# Any tips on machining Graphite?



## DaveRC (Jan 11, 2012)

Hi,

I am just about to make the piston and valve for a flame eater and I am sat here looking at a lump of graphite thinking I have no idea how easy or hard this is going to be.

I need to obviously make it a good fit in the bore and also need to tap a thread through the centre of both.

So, before I go and make a right pigs ear of the whole thing, ant tips..?

Thanks

Dave


----------



## lordedmond (Jan 11, 2012)

no.1 cover up every thing in sight
no.2 arrange a vac next to the tool ( or let the dust pile up and save for lubricating the flame eater )
no.3 wear a dust mask, and put on a good barrier cream ( its worst than CI by a factor of 1000 )

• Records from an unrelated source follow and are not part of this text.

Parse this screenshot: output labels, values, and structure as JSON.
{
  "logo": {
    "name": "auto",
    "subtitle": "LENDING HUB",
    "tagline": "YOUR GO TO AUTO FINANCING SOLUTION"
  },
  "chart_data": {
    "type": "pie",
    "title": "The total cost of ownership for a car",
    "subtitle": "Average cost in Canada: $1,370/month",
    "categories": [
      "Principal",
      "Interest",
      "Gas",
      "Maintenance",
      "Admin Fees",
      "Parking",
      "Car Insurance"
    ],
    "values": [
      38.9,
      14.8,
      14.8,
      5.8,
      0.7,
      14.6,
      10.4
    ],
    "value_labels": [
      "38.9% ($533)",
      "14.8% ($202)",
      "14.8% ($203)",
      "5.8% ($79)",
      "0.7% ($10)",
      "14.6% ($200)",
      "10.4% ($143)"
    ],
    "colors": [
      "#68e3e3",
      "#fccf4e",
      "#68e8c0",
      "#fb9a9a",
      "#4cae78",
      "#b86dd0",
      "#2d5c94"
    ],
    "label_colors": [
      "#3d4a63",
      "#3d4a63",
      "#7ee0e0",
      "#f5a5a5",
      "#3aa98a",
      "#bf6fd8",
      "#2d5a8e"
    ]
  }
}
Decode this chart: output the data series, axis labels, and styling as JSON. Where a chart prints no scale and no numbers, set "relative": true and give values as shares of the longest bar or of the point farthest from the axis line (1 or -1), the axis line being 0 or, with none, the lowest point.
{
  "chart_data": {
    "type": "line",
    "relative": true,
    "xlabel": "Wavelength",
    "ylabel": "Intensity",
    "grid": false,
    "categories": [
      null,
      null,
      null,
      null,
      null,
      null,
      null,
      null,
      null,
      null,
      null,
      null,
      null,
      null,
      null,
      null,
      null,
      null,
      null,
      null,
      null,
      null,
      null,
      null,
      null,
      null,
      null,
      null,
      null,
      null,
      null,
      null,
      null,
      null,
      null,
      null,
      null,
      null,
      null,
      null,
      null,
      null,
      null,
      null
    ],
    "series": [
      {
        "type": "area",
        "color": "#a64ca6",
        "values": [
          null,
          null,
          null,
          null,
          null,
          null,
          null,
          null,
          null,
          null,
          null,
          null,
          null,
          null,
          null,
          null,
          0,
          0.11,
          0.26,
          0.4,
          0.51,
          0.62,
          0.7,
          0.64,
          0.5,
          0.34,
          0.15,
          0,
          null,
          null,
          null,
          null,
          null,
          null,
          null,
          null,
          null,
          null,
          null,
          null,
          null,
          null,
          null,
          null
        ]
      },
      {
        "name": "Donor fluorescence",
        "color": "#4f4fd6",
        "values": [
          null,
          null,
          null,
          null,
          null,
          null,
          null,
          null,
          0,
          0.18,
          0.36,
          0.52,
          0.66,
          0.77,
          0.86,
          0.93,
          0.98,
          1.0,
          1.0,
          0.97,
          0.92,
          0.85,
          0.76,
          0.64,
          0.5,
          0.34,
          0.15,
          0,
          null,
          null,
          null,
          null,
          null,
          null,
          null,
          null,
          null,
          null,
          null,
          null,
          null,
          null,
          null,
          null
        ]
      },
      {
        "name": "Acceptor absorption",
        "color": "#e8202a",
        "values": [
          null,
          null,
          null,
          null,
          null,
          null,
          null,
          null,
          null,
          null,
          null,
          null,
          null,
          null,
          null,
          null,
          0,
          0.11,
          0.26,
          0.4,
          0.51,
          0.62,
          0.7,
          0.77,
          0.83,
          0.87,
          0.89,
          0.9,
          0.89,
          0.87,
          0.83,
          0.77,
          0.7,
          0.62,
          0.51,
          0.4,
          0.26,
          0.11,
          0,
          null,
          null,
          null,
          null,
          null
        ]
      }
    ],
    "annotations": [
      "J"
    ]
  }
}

No. 4 take your time its very soft and use brown paper instead of any abrasive paper no matter how fine

it will look like a corn cob but it is in-fact very smooth


Stuart


----------



## Orrin (Jan 13, 2012)

Besides the good advice already given, allow me to add:

1) You can get by with high cutting speed.

2) For roughing cuts, use a very aggressive depth of cut and feed. This produces granular swarf that is not so prone to producing airborne dust.

3) Use shallow cutting depth and fine rates of feed for finish cuts. This produces lots of fine dust, so keep the vacuum nozzle next to the cutting tool. 

4) Use very sharp HSS tooling. It is apt to dull quickly, so stone a fresh keen edge for the finishing cuts. 

5) Follow the advice already given.

Orrin


----------



## IronHorse (Jan 13, 2012)

I was lucky as it was summer and I have a mini-lathe, I took it outside in the backyard, saved a lot of mess indoors. I am not sure that a regular shop-vac filter will catch all the fine particles, better to use one of the ones designed for drywall dust.